Sound plays a huge factor in the show, and the DTS HD mix supplied takes full, incredible advantage of that. The island itself is the most important character in the show, and there are a variety of eerily effective sounds that lie within, whether it be a mysterious predator or voices in the distance (this show’s got em all). Surround sound quality is downright amazing, as every channel does its part to bring this one of a kind setting to life. Music and dialogue delivery are also incredibly balanced with every bit of suspense.
This is one amazing, seven disc Blu-ray set from Buena Vista. From what I gather, pretty much all the extras from the DVD release have made their way onto this one. As far as Blu-ray exclusives go, there is one great little feature called Season Play, where you can create a profile and basically bookmark where you’re at in the season and pick right back up at that spot if you have to take the disc out or turn off your player. Trust me; I took full advantage of this feature. As for the rest of the extras, we have commentaries on five selected episodes with cast and crew members. There’s also some extensive behind the scenes material, including “The Lost Flashbacks”, which feature unseen flashbacks, “Welcome To Oahu: The Making Of The Pilot”, “The Genesis Of Lost”, “Designing A Disaster”, “Before They Were Lost”, as well as Deleted Scenes And Bloopers.

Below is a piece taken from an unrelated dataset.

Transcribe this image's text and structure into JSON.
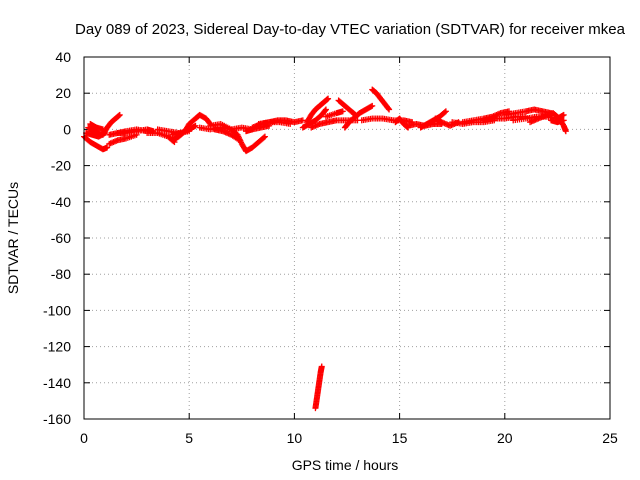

And there’s even more extras than indicated on the box. We get more featurettes including “The Art of Matthew Fox”, “Lost on Location”, “Lost @ Comicon”, “On Set with Jimmy Kimmel”, “Backstage with Drive Shaft” (Charlie’s former rock band)”, “Live From the Museum of Television and Radio” and “Flashbacks and Mythology”.
The phenomenon that has had everybody talking is now finally available in the format it was destined for. The Complete First Season of Lost is one of the most stunning and intense introductory seasons of any television series I can remember, and the amazing presentation this Blu-ray release provides enhances it even further. If you have access to Blu-ray, and have been curious about this show just as much as I was, you owe it to yourself to endure this experience!